Hel rolled her eyes.

"What? Was I being politically incorrect?"


(you are doing too much, they told her – yeah, yeah, she replied, I can sleep when I'm dead)

(really though, that's a lie, she has no intention of sleeping then either; there is too much to do and it has to be better than this)


Hel waited anxiously, fingering her scarf.

Darcy blinked her eyes, owlish and curious, her hair slipping over her shoulders and her coat is still not done up.

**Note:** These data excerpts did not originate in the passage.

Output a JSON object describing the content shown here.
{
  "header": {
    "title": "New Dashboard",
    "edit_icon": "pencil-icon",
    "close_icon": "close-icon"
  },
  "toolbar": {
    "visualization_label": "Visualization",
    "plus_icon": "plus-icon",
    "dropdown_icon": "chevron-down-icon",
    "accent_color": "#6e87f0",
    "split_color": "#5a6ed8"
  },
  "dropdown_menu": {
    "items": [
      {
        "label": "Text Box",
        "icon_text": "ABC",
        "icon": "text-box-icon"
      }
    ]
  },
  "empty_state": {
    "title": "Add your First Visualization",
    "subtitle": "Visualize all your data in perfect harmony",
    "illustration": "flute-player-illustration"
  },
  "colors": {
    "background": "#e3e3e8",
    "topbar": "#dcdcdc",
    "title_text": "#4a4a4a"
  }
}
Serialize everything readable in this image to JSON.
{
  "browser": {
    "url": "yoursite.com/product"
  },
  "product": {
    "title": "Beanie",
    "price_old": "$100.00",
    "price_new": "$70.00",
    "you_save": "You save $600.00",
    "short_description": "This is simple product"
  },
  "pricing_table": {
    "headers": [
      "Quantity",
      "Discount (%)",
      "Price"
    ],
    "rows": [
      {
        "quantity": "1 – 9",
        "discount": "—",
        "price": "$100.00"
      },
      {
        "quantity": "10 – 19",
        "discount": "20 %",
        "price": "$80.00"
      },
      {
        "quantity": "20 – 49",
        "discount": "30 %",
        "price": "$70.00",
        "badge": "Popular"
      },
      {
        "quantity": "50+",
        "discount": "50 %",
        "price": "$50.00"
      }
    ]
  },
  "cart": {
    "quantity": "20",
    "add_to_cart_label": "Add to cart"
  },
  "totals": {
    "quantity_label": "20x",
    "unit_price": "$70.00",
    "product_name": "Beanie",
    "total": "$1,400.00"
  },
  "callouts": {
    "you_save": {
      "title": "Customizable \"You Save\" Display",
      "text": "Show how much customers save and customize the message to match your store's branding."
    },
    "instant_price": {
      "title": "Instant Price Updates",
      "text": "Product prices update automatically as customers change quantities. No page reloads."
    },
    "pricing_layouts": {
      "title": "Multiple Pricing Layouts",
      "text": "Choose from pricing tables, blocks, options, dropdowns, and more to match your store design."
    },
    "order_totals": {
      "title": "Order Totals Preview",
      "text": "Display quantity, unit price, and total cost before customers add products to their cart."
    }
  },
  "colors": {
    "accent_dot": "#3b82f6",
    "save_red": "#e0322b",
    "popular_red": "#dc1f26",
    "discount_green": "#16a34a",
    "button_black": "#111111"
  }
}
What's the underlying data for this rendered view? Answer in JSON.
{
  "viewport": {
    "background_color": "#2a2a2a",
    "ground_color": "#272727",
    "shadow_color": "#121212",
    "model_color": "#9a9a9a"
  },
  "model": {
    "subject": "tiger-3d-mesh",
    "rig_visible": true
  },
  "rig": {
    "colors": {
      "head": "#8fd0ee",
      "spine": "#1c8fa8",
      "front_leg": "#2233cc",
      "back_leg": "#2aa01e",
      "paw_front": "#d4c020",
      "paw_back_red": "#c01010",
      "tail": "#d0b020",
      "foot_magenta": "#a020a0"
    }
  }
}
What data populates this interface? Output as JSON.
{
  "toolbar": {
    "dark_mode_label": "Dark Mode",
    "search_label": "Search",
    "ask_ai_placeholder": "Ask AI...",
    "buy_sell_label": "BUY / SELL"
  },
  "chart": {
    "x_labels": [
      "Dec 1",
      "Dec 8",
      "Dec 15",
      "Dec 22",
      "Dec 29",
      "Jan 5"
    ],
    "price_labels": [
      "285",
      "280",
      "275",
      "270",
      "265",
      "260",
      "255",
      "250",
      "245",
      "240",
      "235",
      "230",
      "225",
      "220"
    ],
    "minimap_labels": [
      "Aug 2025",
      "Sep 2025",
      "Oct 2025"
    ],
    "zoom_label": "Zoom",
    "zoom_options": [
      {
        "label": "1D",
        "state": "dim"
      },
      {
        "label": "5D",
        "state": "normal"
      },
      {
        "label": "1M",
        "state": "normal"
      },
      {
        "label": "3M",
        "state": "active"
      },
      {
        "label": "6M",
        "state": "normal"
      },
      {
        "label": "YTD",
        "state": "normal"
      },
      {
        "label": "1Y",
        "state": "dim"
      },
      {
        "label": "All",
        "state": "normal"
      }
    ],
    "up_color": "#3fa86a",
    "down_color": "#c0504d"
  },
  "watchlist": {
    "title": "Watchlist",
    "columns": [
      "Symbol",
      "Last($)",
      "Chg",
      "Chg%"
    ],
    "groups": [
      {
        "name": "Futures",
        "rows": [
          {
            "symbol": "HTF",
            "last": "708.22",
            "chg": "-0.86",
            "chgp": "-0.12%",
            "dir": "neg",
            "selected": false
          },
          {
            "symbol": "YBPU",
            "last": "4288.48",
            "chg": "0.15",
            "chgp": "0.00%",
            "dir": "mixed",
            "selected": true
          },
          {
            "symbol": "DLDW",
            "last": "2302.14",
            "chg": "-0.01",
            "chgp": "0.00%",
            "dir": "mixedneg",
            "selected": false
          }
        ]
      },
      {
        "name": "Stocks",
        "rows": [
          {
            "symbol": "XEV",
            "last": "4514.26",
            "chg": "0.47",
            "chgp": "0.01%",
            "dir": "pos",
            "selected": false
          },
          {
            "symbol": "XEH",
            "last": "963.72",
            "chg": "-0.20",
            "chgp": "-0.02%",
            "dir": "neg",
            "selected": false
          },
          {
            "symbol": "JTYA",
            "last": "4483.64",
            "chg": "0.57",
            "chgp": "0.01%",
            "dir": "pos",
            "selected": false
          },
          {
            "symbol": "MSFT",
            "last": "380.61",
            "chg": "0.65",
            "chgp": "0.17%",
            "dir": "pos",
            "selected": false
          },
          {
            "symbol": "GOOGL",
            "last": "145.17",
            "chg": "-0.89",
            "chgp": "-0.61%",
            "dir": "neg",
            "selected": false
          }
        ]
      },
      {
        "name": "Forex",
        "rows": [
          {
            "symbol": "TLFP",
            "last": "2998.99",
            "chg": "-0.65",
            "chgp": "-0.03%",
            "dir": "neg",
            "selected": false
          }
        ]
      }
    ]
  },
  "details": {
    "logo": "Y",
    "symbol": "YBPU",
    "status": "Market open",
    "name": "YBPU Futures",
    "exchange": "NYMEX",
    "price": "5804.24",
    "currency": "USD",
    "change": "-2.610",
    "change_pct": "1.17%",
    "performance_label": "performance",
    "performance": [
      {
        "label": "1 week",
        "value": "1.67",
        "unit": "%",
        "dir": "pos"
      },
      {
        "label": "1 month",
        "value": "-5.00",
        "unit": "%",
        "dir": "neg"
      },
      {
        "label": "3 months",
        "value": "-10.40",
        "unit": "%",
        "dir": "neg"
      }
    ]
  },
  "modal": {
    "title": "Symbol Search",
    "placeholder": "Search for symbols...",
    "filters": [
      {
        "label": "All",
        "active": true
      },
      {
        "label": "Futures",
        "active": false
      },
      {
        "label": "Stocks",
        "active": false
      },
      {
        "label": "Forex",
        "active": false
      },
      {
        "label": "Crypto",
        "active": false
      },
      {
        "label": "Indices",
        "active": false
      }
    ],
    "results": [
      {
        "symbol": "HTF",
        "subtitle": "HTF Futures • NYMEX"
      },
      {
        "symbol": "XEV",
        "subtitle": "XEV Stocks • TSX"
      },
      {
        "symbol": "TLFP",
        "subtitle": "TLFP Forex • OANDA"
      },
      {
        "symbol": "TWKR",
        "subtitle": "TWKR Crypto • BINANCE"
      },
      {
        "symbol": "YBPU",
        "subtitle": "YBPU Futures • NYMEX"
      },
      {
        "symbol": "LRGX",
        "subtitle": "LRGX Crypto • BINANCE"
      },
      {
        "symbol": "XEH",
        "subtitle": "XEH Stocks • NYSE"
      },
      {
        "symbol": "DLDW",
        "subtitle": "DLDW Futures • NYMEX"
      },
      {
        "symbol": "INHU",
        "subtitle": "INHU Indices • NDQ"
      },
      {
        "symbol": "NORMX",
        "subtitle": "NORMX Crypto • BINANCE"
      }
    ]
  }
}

"What, do I have something on my face?" she asks. Hel exhales, relieved; not all newly-dead translate well to their new state of being. (But, she reflects, how else would her friend react to such a dramatic change but with sarcasm?)

"Welcome," Hel says and stretches her skeletal hands to reach for Darcy's translucent one. "to Hel."

Darcy beams.

"I call shot gun." The ghost-girl declares and Hel laughs.